Em sua fala, Joyce explora em particular o que há de ficcional na construção de Mangan como personagem literário: “Quando alguém lhe disse que o relato sobre seus primeiros anos de vida, tão cheio de coisas que de fato foram o princípio de seus lamentos, parecia um imenso exagero, e parcialmente falso, Mangan respondeu – 'Talvez eu o tenha sonhado'”.367 Assim, valendo-se de uma biografia que se reconhece como ficção, Joyce expande ainda mais a imagem do artista solitário, a ponto de confundir gradativamente a vida de Mangan com a sua: “É conhecedor de diversos idiomas – os quais exibe prodigiosamente quando a ocasião assim o exige –, e já leu extensivamente diversas tradições literárias [...]”.368 Conforme Seamus Deane expõe, “isso é Joyce disfarçado de Mangan.
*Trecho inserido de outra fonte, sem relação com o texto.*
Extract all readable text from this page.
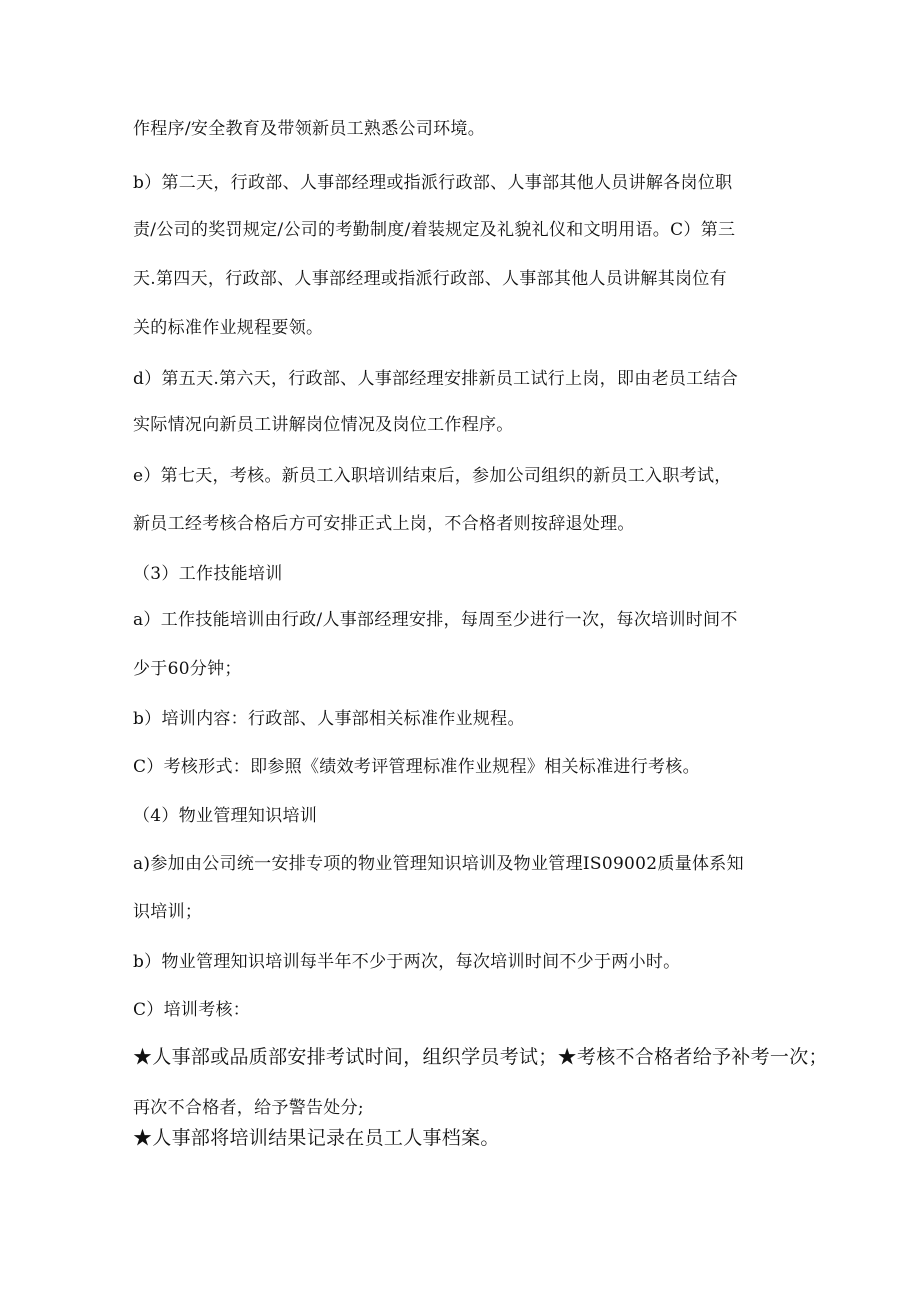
作程序/安全教育及带领新员工熟悉公司环境。
b）第二天，行政部、人事部经理或指派行政部、人事部其他人员讲解各岗位职
责/公司的奖罚规定/公司的考勤制度/着装规定及礼貌礼仪和文明用语。C）第三
天.第四天，行政部、人事部经理或指派行政部、人事部其他人员讲解其岗位有
关的标准作业规程要领。
d）第五天.第六天，行政部、人事部经理安排新员工试行上岗，即由老员工结合
实际情况向新员工讲解岗位情况及岗位工作程序。
e）第七天，考核。新员工入职培训结束后，参加公司组织的新员工入职考试，
新员工经考核合格后方可安排正式上岗，不合格者则按辞退处理。
（3）工作技能培训
a）工作技能培训由行政/人事部经理安排，每周至少进行一次，每次培训时间不
少于60分钟；
b）培训内容：行政部、人事部相关标准作业规程。
C）考核形式：即参照《绩效考评管理标准作业规程》相关标准进行考核。
（4）物业管理知识培训
a)参加由公司统一安排专项的物业管理知识培训及物业管理IS09002质量体系知
识培训；
b）物业管理知识培训每半年不少于两次，每次培训时间不少于两小时。
C）培训考核：
★人事部或品质部安排考试时间，组织学员考试；★考核不合格者给予补考一次；
再次不合格者，给予警告处分;
★人事部将培训结果记录在员工人事档案。
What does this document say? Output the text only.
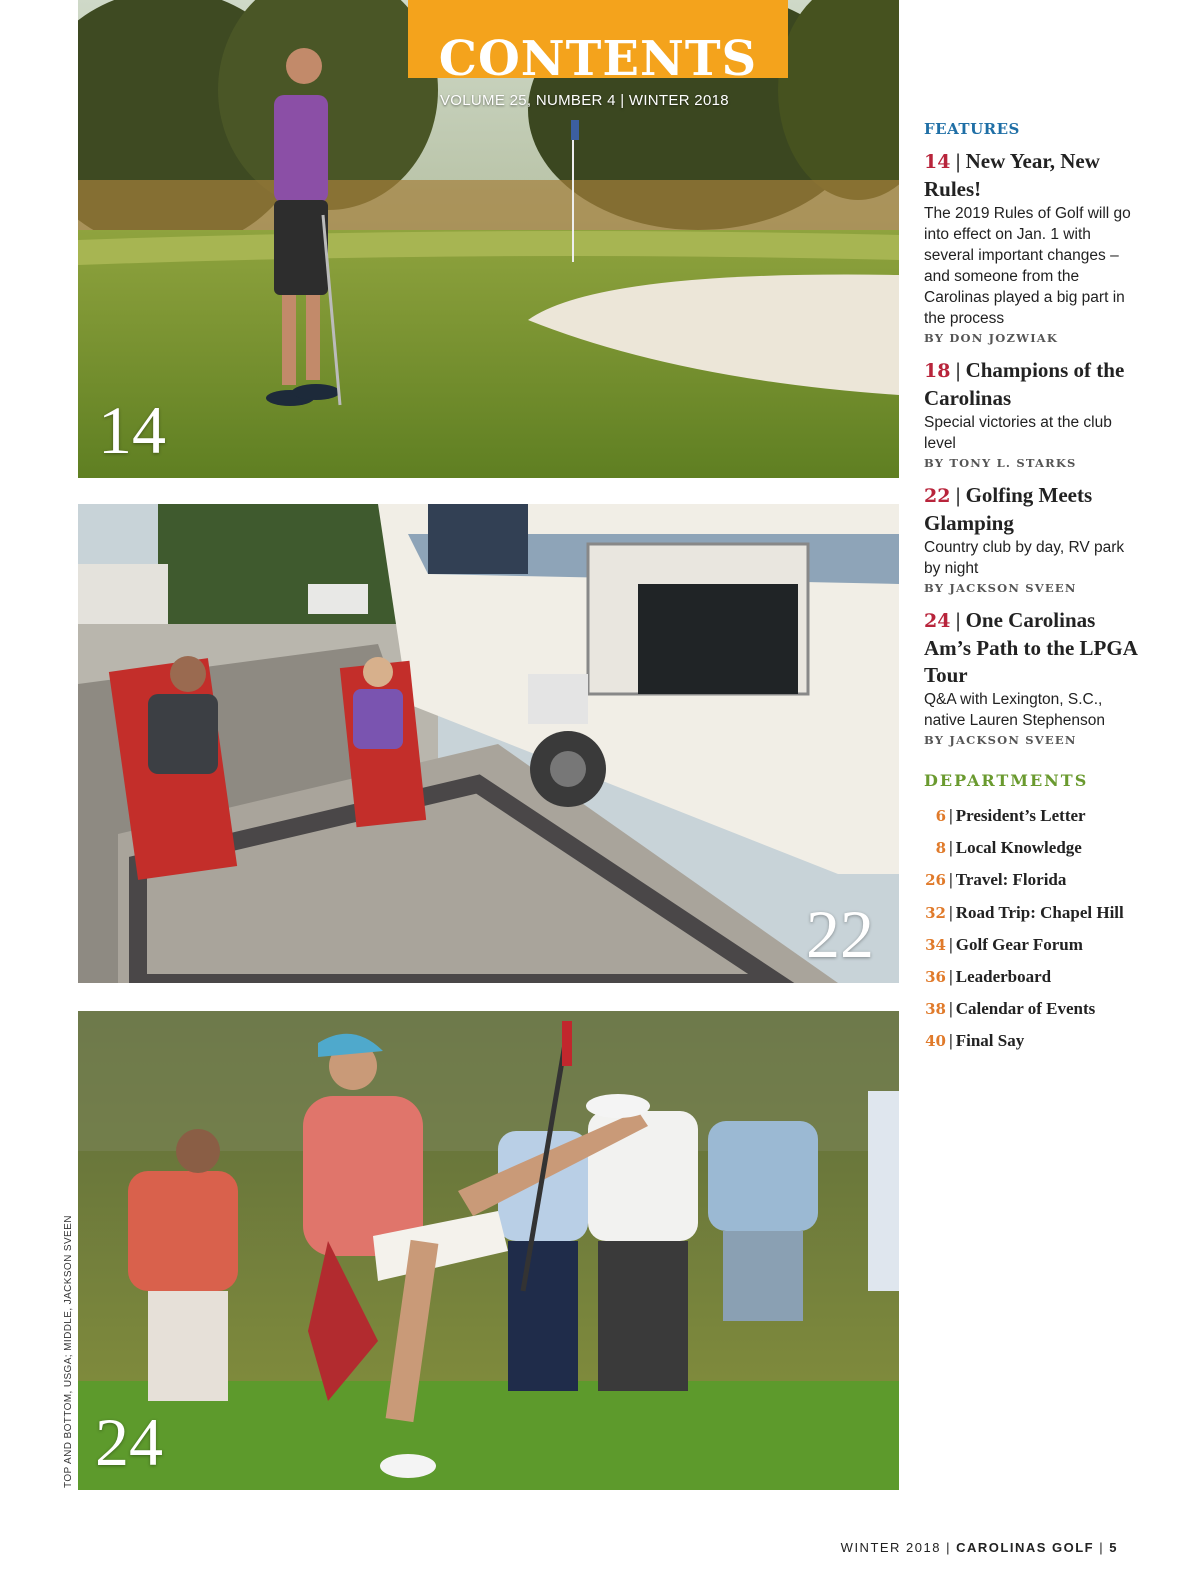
14
CONTENTS
VOLUME 25, NUMBER 4 | WINTER 2018
22
24
TOP AND BOTTOM, USGA; MIDDLE, JACKSON SVEEN
FEATURES
14 | New Year, New Rules!
The 2019 Rules of Golf will go into effect on Jan. 1 with several important changes – and someone from the Carolinas played a big part in the process
BY DON JOZWIAK
18 | Champions of the Carolinas
Special victories at the club level
BY TONY L. STARKS
22 | Golfing Meets Glamping
Country club by day, RV park by night
BY JACKSON SVEEN
24 | One Carolinas Am’s Path to the LPGA Tour
Q&A with Lexington, S.C., native Lauren Stephenson
BY JACKSON SVEEN
DEPARTMENTS
6 | President’s Letter
8 | Local Knowledge
26 | Travel: Florida
32 | Road Trip: Chapel Hill
34 | Golf Gear Forum
36 | Leaderboard
38 | Calendar of Events
40 | Final Say
WINTER 2018 | CAROLINAS GOLF | 5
A competência linguística de Mangan

certamente não é dessa ordem”369. Se Joyce deseja ser o herdeiro direto

do poeta definidor da tradição irlandesa, sua estratégia não poderia ser mais precisa, uma vez que o retrato de Mangan por ele tecido confunde- se com seu autorretrato velado. Em suma, James Clarence Mangan passar a ser James Joyce, o último representante de uma tradição ainda viva graças a sua generosidade investigativa.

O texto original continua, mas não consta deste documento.